Do you remember the butter conditioner? One of the best inventions ever. Whatever happened to it? I blame marg for removing it from the modern day fridge. If spread-ability is your problem, this is easily solved- there is nothing that margarine does that butter can't do. We have some special glass containers that fit a block of Westgold butter in perfectly. Living in QLD we leave it out on the bench during the cooler months, and in summertime we pop it in the fridge and just pull it out a few minutes before we need it- spread-ability is not a problem- I promise you! And should you find that the butter is too hard to spread, well count your lucky stars that this gives you the right to cut thick slices and eat extra butter- it's your only option... embrace the thick chunks melting on your toast- there is always a silver lining!

Our butter love is spreading down to our kids too. Mr J asked if they still made margaine? He couldn't believe that despite its evilness it was still in the shops- I had to give him a lesson on our next supermarket trip- we looked at the ingredients and talked about what was 'food'- he couldn't believe that people still chose to eat marg. 

Then this morning we were talking about who we were catching up with on the weekend, I was explaining to Miss A about the friends we were seeing, ones we hadn't seen in a while, trying to jog her memory I reminded her of the last time we visited them, her question was 'were they the ones that ate margarine', I burst out laughing, yes our kids are butter lovers through and through and I doubt they will ever let their friends eat margarine either. 

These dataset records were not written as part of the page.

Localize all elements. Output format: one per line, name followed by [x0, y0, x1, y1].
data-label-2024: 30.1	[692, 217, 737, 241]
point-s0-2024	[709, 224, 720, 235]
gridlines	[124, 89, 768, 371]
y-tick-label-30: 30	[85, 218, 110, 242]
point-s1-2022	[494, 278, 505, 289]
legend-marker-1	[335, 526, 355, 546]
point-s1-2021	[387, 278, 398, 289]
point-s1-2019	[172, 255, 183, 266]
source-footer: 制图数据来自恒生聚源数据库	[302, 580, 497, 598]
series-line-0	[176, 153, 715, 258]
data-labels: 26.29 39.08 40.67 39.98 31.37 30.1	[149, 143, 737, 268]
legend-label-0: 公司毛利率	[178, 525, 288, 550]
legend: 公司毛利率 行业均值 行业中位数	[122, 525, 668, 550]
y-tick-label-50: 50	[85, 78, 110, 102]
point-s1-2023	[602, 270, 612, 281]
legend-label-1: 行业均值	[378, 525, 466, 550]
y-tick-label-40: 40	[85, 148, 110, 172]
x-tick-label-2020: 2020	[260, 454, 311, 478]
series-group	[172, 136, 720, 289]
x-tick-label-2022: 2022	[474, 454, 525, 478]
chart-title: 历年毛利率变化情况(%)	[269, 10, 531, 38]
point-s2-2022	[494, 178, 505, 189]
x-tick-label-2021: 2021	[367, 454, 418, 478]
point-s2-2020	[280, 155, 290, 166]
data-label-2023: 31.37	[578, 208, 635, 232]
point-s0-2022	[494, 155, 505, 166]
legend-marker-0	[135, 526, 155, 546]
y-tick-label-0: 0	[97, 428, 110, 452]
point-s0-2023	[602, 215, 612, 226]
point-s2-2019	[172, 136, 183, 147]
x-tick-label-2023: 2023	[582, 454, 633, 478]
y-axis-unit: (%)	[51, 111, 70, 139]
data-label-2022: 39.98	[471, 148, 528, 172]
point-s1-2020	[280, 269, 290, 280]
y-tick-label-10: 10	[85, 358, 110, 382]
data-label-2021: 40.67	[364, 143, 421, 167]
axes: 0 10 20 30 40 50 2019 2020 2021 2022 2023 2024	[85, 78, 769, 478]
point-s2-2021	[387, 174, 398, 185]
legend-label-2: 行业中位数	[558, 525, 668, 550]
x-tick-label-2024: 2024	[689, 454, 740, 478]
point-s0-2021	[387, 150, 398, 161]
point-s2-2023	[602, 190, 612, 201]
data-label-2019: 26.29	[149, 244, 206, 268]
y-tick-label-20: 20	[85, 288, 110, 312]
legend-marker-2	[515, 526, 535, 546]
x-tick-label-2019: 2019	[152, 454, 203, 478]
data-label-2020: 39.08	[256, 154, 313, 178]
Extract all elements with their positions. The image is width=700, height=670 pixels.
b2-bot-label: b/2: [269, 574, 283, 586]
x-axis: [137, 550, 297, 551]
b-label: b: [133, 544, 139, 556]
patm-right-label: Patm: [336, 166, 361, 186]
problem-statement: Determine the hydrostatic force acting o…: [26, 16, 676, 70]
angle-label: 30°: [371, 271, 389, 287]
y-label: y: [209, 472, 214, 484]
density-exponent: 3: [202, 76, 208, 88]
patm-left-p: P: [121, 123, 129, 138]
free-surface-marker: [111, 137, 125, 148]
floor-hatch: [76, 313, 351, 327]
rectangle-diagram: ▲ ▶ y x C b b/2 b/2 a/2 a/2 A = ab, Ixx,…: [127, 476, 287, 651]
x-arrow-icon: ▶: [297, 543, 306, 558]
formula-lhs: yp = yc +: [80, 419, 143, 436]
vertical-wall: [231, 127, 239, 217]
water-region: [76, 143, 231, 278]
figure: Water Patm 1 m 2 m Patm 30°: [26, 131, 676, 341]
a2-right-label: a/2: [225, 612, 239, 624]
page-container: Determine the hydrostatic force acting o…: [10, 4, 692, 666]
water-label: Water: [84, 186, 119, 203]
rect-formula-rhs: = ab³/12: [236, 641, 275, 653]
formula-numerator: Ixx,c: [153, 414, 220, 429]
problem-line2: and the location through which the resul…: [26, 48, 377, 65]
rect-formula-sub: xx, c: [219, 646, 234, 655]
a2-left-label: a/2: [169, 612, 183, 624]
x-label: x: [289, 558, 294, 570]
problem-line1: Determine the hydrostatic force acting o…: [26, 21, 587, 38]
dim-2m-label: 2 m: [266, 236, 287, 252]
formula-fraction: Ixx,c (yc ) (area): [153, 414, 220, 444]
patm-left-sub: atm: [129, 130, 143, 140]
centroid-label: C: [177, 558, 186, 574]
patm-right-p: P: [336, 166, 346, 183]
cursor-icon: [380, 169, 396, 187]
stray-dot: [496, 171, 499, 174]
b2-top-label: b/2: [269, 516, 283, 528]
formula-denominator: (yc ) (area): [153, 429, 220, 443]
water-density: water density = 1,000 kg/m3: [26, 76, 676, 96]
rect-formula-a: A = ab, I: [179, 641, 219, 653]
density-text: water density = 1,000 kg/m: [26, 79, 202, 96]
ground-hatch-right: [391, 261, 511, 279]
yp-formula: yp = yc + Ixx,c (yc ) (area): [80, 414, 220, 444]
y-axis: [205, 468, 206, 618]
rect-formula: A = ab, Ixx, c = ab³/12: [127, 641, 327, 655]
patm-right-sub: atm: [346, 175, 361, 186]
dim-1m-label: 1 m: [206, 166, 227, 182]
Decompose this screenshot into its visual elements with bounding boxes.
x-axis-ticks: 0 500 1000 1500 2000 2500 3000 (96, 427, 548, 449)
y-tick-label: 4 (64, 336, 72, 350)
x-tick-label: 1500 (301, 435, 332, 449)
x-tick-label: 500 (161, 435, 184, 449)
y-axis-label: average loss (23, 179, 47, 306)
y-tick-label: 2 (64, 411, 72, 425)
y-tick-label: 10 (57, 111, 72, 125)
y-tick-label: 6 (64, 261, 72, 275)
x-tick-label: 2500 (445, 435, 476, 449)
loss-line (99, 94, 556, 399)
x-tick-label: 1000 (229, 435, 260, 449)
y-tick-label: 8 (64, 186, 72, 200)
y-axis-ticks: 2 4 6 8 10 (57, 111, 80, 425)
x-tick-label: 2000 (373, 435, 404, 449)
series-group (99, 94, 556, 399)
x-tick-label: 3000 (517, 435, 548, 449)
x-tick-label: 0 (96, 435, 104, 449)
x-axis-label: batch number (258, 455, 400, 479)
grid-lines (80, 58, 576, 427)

I even dream about butter. The other night I dreamt that I was having an altercation with a man who wasn't very friendly, we were having stern words and the worst insult I came out with was 'and I bet you eat margarine!' Yep, get 'em where it hurts! Perhaps I'm telling you too much, you don't really need to know what goes on in my head, but you've been warned, don't be mean about butter- butter is your friend, just like I'm yours- please ditch the marg and help your friends do the same.

NOTE- Any butter is better than margarine, but preferably choose organic butter that is grass-fed. In our house we can't afford to eat the quantity of organic butter that we would like, so we've found that the next best thing is the Westgold butter from Woolies. It's grass-fed butter from NZ and at only $2 a block it keeps us within budget.

Also, products like Nuttelex are still a nasty concoction of chemicals, there is no 'good' margarine option. If you need to avoid dairy then use avocado instead.

If I haven't convinced you on the 'spread-ability' factor yet, you can make your own spreadable butter by blitzing up a block of butter with 1/2 cup of good quality, non-hydrogenated oil. Voila, problem solved!